First group of CSB and SJU students spend semester in Kolkata, India

Bookmark and Share

July 8, 2011

By Diane Hageman

Pictured from left to right are CSB students Katie Campbell, Ashley Blaine, Elizabeth Gleich, and Brynn Haugen.

Visit with College of Saint Benedict students Brynn Haugen and Kia Lor and they'll be the first to tell you that they didn't mind one bit being the "trailblazers" for the new India study abroad program.

Ten CSB students and two students from Saint John's University, along with their faculty director, Madhu Mitra, professor of English, departed from Minnesota in January for Kolkata, India, where they would spend spring semester. They were the first group from CSB and SJU to travel to India for a semester-long study abroad experience.

Mitra, a native of Kolkata, had been involved with the planning of this program since 2005 when six CSB and SJU faculty members travelled to India to explore the possibility of developing a program. After several subsequent trips, it was decided to partner with St. Xavier's College (a Jesuit college established in Kolkata about 150 years ago).

Haugen, a senior art and environmental studies major and Lor, a junior communication major, were in awe of the sheer number of people there. 

"It was so chaotic on every single street. The people-watching was really interesting," Haugen said.

"The biggest eye-opener for me was I was expecting more of the high class, modern Bollywood India.  There was such contradiction in what we saw," Lor explained.  "Things were either really nice or really dirty. People were either really rich or really poor."

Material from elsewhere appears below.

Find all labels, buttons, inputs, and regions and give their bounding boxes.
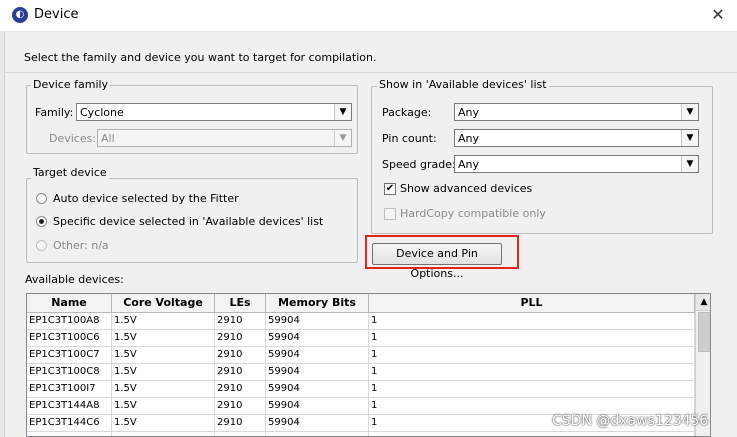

Mitra thoroughly enjoyed watching her students acclimate to the city of 12 million and felt that "the most valuable thing that happened was that the students, all of whom had rather naïve and simple ideas about India, came back with an infinitely more complex understanding of Indian society."

The CSB and SJU students spent five to six hours a day in class at St. Xavier's College (SXCC), one of India's premier educational institutions. They enrolled directly at SXCC for one class of their choice and took courses in Bengali language, culture, arts and the history of India. All students also took a Study Abroad Seminar course from Mitra.  

"It was thrilling for me to hear them speak their first words and then sentences of Bengali, to watch them gradually become aware of and the tremendous complexities of India," Mitra noted. She particularly enjoyed the Bengali cultural program the students put on toward the end of the semester where they sang Bengali songs, recited Bengali poems and performed a Bengali folk dance. "They were simply amazing."

In addition to classes, the students completed a service learning project during the semester.  They each volunteered between six and eight hours per week at a local non-government organization and took a course which helped them navigate the Indian society and its needs. 

The majority of the students, including Lor, volunteered at Loreto Day School, Sealdah, a 1500-student all-female school with a broad mix of very poor and wealthy students. She worked with mostly 10-17 year olds.

"The students taught me so much Bengali (native language), I wasn't expecting to learn so much from them. I thought our educational system was better than theirs but I was wrong. They really know their history and culture - and the United States, as well. I became much more enlightened."

Haugen volunteered with the Water for People project, which provides filters for clean water and tests ground water. She assisted with office work and helped to create a brochure. She enjoyed being able to work in an environmentally related service project and hopes to find something similar in the United States.

All of the CSB and SJU students stayed with host families, a fact that both Lor and Haugen felt was a highlight of the experience.

"The hospitality was so great. It felt safe and comforting," Haugen said. "I stayed with two fabulous host parents and their son. It was one of my favorite parts of the trip."

Lor referred to her host parents as "auntie and uncle." She would frequently travel to school with her host sister which was a one-hour plus excursion via rickshaw and subway where they would see crowds of people, many of whom were homeless. 

"Personally, I had to overcome some trust issues. I was living in fear. It took a month but I had to talk myself in to trust people and I found out they were really nice."

Lor, from St. Paul, Minn., now sees the world in a much broadened and different way. She looks forward to her next study abroad experience in China in the fall. She also wants to connect with the CSB and SJU international students more closely. 

"The people of India were so kind to me, took me in and were so gracious.  I want to extend that same hospitality to our international students too."